12.  Make saving fun by working in strategies that suit your lifestyle

Setting your goals is the easy part. Planning how to actually meet those goals is where it gets tricky. Obviously, making a commitment to save does mean cutting back but you don’t have to make major compromises. Choose saving strategies that fit with your lifestyle. (Psst: this is FRUGL’s philosophy. Learn more about saving strategies here.)

13.  Look into low-fee, high-interest accounts offered by online banks.

There’s no sense in letting your money sit there without earning interest. While you’re putting away as much money as possible this year, make sure you’re also earning as much as possible — look into online accounts that offer competitive interest rates.

14.  Stop the guessing game – set very clear amounts and timelines to reach your goals

One of the biggest mistakes you can make when it comes to achieving your financial goals is to underestimate how much you need to put away and for exactly how long. Carefully calculating the timeline and any factors involved (your income, total cost of the goal, any interest rates, etc.) will make you feel confident and increase your chances of meeting your goal.

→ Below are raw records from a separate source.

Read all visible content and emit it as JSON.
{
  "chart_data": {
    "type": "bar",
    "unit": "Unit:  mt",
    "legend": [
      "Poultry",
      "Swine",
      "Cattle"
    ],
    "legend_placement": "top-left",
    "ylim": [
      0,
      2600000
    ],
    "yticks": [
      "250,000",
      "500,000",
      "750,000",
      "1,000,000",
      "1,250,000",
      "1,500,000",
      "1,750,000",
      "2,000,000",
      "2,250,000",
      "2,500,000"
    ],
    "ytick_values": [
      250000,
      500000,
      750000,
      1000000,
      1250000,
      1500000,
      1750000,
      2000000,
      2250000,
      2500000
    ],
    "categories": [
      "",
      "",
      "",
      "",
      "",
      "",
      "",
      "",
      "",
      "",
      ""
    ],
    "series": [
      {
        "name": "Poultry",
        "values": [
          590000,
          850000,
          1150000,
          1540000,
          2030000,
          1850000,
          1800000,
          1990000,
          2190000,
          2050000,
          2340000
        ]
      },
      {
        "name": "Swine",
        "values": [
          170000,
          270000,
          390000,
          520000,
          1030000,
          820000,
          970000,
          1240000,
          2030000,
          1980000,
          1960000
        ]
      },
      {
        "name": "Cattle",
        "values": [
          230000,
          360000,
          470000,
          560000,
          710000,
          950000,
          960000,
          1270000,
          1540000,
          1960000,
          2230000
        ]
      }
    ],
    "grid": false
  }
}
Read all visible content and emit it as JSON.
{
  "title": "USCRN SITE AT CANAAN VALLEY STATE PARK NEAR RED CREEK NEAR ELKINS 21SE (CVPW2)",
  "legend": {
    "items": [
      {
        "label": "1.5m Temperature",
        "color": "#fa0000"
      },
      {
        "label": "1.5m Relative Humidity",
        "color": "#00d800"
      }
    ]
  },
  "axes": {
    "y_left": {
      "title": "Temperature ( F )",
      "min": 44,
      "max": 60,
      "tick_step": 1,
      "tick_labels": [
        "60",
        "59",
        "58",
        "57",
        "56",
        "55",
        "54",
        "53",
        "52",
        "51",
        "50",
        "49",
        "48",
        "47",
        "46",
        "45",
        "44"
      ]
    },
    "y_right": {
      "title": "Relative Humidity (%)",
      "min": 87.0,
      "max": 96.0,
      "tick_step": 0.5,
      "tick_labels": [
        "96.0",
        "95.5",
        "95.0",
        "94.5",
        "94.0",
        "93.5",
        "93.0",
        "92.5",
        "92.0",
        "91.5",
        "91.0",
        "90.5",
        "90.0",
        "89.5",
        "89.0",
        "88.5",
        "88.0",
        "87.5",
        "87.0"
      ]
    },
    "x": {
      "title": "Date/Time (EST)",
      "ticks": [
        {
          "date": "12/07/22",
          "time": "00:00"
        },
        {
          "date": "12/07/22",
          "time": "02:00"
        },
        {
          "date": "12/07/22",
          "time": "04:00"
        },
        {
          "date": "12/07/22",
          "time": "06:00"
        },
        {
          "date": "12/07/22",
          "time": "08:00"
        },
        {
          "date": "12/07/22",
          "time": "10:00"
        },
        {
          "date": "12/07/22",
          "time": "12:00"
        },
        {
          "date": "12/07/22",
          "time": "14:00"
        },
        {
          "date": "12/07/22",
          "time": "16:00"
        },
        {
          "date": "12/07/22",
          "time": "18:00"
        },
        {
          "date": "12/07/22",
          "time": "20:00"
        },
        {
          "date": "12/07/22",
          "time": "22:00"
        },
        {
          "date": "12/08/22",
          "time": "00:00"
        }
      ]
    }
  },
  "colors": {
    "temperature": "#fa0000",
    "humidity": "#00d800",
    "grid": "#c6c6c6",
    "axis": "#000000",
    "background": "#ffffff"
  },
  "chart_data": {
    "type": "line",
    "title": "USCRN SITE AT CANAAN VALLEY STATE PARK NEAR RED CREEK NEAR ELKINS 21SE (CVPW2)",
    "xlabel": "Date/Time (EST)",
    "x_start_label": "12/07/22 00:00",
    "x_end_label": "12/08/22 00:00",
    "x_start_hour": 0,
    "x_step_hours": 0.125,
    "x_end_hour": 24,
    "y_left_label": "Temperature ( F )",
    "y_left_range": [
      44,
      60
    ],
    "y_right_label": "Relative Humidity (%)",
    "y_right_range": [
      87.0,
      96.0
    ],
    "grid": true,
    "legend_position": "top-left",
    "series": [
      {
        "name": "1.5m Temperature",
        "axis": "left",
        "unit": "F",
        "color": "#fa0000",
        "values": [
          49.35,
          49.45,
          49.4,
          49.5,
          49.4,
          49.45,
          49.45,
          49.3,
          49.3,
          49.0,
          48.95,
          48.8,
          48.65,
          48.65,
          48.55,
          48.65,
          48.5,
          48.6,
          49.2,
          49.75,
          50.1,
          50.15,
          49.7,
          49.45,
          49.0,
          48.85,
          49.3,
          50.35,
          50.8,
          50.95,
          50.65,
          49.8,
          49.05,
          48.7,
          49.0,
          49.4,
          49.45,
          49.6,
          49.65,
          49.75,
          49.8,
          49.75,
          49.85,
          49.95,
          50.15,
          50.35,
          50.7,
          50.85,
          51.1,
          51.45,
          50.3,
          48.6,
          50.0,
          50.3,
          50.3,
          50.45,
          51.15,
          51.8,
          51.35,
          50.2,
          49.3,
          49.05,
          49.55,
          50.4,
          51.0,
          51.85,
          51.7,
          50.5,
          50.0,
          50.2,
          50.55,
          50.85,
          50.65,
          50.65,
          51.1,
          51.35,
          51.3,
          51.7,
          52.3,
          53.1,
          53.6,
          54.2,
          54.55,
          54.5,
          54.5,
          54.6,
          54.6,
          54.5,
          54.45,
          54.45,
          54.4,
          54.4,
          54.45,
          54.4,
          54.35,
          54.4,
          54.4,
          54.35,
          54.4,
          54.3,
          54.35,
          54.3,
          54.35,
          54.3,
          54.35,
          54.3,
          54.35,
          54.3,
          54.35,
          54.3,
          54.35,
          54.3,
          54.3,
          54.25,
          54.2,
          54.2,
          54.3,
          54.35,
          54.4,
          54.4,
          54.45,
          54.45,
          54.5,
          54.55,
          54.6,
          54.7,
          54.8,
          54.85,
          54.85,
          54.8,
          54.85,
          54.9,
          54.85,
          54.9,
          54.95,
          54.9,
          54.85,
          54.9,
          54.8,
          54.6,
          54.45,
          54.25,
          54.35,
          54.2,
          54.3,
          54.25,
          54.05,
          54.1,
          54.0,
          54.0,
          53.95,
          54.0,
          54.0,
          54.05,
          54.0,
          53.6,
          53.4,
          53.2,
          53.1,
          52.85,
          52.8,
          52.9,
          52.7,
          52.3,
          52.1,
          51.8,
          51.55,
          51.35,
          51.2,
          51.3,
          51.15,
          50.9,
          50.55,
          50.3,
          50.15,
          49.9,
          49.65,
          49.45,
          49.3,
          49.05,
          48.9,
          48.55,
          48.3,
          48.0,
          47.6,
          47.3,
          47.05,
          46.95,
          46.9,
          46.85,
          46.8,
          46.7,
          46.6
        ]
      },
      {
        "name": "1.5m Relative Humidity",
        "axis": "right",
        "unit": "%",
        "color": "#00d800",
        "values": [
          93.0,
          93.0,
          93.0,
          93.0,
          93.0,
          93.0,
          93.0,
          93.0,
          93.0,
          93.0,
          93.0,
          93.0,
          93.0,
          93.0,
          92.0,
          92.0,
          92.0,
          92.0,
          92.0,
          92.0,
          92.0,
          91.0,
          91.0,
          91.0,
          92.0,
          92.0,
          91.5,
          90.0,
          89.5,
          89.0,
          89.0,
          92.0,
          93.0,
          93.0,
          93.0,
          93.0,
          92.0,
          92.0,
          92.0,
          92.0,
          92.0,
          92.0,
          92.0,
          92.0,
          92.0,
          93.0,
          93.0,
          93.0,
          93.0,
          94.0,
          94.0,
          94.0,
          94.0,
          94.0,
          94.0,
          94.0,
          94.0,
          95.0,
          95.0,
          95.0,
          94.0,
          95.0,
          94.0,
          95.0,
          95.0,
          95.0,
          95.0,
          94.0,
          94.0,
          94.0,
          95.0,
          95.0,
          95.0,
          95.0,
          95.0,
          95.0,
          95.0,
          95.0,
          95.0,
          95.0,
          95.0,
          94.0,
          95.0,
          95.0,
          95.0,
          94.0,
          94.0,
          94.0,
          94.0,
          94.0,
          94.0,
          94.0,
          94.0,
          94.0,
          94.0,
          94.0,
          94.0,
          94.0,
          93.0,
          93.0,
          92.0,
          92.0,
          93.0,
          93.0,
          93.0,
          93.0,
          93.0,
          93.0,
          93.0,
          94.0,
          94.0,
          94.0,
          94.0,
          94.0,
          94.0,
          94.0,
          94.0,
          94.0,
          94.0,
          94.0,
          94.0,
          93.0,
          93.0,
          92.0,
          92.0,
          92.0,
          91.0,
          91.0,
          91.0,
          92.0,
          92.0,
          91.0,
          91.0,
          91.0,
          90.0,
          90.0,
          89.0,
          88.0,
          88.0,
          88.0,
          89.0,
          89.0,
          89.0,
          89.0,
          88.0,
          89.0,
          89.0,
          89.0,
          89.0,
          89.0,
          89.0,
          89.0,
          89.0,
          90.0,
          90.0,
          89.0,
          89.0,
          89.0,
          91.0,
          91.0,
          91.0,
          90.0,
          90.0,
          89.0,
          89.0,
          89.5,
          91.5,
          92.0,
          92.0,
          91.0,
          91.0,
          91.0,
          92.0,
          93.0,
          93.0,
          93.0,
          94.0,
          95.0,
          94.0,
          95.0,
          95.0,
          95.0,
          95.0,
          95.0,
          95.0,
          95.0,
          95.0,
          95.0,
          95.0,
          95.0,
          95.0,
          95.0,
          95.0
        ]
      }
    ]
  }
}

15.  Contribute to your RRSP

Yes, RRSP contributions fall into the savings category, but the closer you can get to your maximum contribution, the more money you may get back come tax season. (And the more money you can put toward your saving goals!)

16.  Maximize your investments

Once you’ve made a commitment to contribute regularly to your RRSPs and have taken advantage of any employer matching program you may have access to, take a look at your total investment commitment. Are you investing at least 15% of your income? Is your investment mix still standing up to your long-term goals? You should reassess every year.

17.  Automate everything.

Your bills, investments, savings — take advantage of everything that you can set up to be transferred and paid automatically. Not only will this make your life easier and pay your bills on time, but it will keep you committed to your savings goals.

18.  Set yourself up for an easy breezy tax season

Think back on the year you’ve had. Any major life moments that will impact your amount owing? A new house, for example, or CERB collection? Make sure you understand how much you may have to owe come the deadline and start preparing (as in, saving).

And, going into the new year, even when the deadline feels ages away, make sure you’re always staying organized. Track all invoices proactively, organize deductible expense receipts in a folder, etc.

19.  Invest in your career

Make this year the year you take that class, learn that new skill, earn that certificate. With online learning more accessible than ever, now is the time to invest in yourself (and set yourself up to earn more in the future).

20.  Find a way to earn extra income.

Easier said than done, we know. But if you can, pick up a side gig. Work hard toward that raise. Sell some clutter on Kijiji. Anything extra that you can earn is money you can put toward this year’s goals.

21.  Make a resolution to practice regular financial self-care.

Undoubtedly, money can be a huge source of stress. Commit to including your finances in your self-care routine by regularly monitoring your spending and your goal progress. The more on top of your finances you are, the more confident you will be. And the more you’ll be able to concentrate on the things that are the most important to you.